The Eliminating Limits to Justice for Child Sex Abuse Victims Act of 2021 will also be considered today.
This bill would enable survivors who were victims of over a dozen federal child sex abuse offenses to seek civil damages in federal court – no matter how long it has taken the survivor to process and disclose the abuse he or she suffered.
Delayed disclosure has historically impacted survivor’s path to justice. We can’t deter children in any way from speaking out against their abusers.
We know from the Larry Nassar case and many other tragic examples that it can take years for survivors to muster up the courage to come forward. This bill sends a clear message to the victims of these horrendous crimes: We see you, we hear you, and we support you.
I’d also like to discuss another example of the Justice Department’s failure to respond to this committee’s oversight requests.
On February 3 last week, the Justice Department purported to respond to five of my oversight letters in a single letter.
The department also noted that since January 20, 2021, I have “written or joined approximately 50 letters to the department, representing about one third of all letters the department received from Members of the United States Senate.”
I’m not sure Attorney General Garland said that as a compliment.
In that letter, the department noted that I provided a binder of unanswered letters to Attorney General Garland during his confirmation.
The department noted that it responded to those letters.
The department is dead wrong.
My staff made clear to the department last year that its so-called responses include:
1.                  Non-responsive letters that I’ve had for years. The department essentially reissued the same letters.
2.                  New response letters that failed to fully answer the questions posed. You can put words on a piece of paper. That doesn’t mean it’s responsive.
3.                  The department failed to provide a single page of responsive records.
As to the five letters the department said it responded to, they failed there as well.

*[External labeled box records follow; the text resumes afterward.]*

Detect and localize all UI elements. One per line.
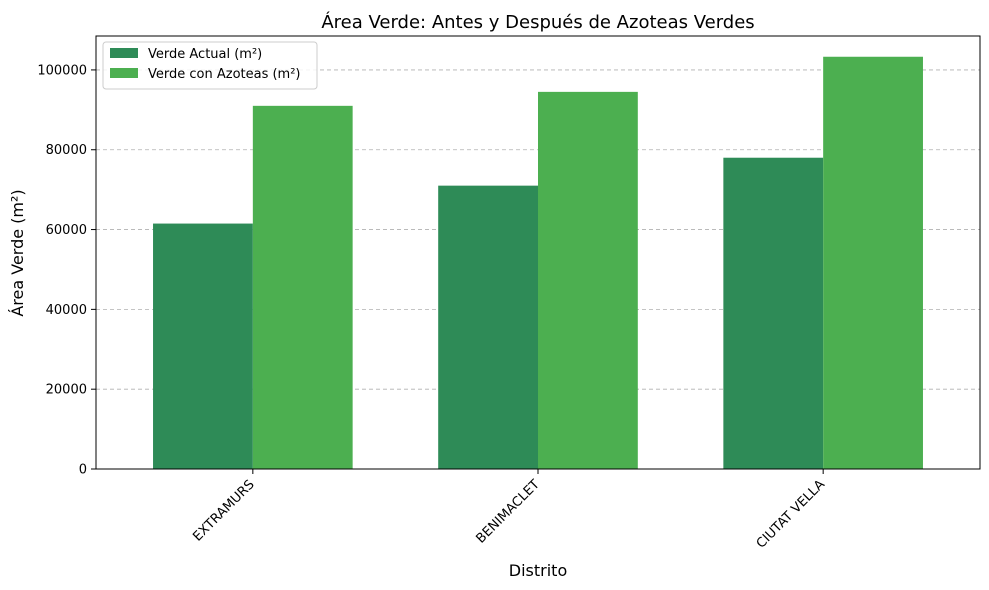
legend-entry: Verde Actual (m²)	[148, 47, 262, 62]
y-tick-label: 20000	[46, 383, 87, 398]
y-tick-label: 40000	[46, 303, 87, 318]
bar-verde-actual	[153, 223, 253, 469]
y-tick-label: 60000	[46, 223, 87, 238]
legend-entry: Verde con Azoteas (m²)	[148, 67, 301, 82]
x-tick-label: EXTRAMURS	[190, 477, 257, 544]
legend-swatch	[110, 48, 138, 58]
x-tick-label: BENIMACLET	[473, 477, 542, 546]
bar-verde-azoteas	[252, 105, 353, 469]
legend-swatch	[110, 68, 138, 78]
bar-verde-actual	[723, 157, 824, 470]
y-axis-ticks: 0 20000 40000 60000 80000 100000	[37, 63, 96, 478]
x-axis-ticks: EXTRAMURS BENIMACLET CIUTAT VELLA	[190, 469, 828, 552]
x-tick-label: CIUTAT VELLA	[754, 477, 828, 551]
bar-verde-azoteas	[538, 91, 638, 469]
y-tick-label: 0	[79, 463, 87, 478]
legend: Verde Actual (m²) Verde con Azoteas (m²)	[102, 41, 318, 90]
y-axis-label: Área Verde (m²)	[8, 189, 27, 316]
legend-box	[102, 41, 318, 90]
y-tick-label: 100000	[37, 63, 87, 78]
bar-verde-actual	[438, 185, 538, 470]
y-tick-label: 80000	[46, 143, 87, 158]
x-axis-label: Distrito	[509, 561, 567, 580]
bars	[153, 56, 923, 470]
chart-title: Área Verde: Antes y Después de Azoteas V…	[321, 11, 754, 33]
bar-verde-azoteas	[823, 56, 923, 469]
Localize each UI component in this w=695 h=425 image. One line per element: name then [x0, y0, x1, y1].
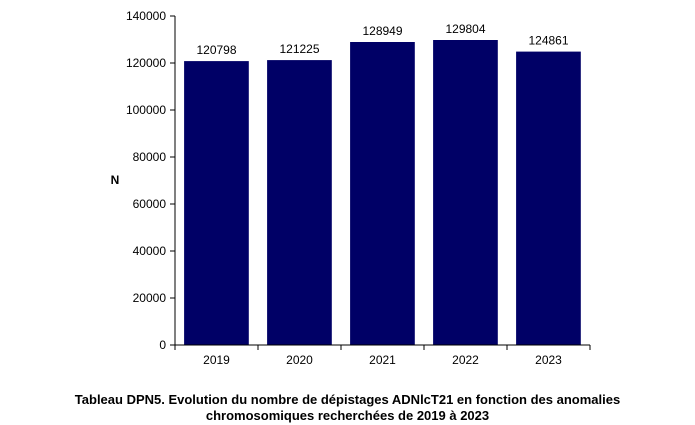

As part of my and Senator Johnson’s ongoing investigation into the Biden family’s foreign business deals, we asked for FISA information on Patrick Ho.
Patrick Ho was connected to the Chinese government’s intelligence services. Hunter Biden reportedly represented him for one million dollars.
The department confirmed in federal court that it has FISA information on Patrick Ho.  But the department wrote a letter to me and Senator Johnson saying that it couldn’t confirm the same.
The department again refused to explain why the Attorney General won’t say whether Nicholas McQuaid is recused from the Hunter Biden criminal case. Yet the department has publicly confirmed that other employees are not involved in other criminal cases. 
The department again refused to fully answer my and Senator Johnson’s letters about the Mueller team wiping their government phones of data. However, after pulling teeth to get documents from the department, it provided records to me.
Unfortunately, those records were filled with improper FOIA redactions. And they didn’t include the necessary spreadsheets.
I also want to know if career employees were consulted when the Biden administration set its weak crime policy. Because if they weren’t, then it would indicate political considerations infected the process. No answer.
As to my letter on COVID-19 and nursing home investigations, the department is hiding behind its policy that it doesn’t comment on ongoing investigations.
As we all know, the department can speak to ongoing investigations if they’re in the public interest.
So, the Biden Justice Department has essentially taken the position that COVID-19 and nursing home deaths aren’t in the public interest. 
Simply put, the department’s conduct is a complete embarrassment.
Their conduct is a slap in the face to this committee.

Chairman Durbin, I’ll say it again: This committee must assert its constitutional oversight authority on the Justice Department.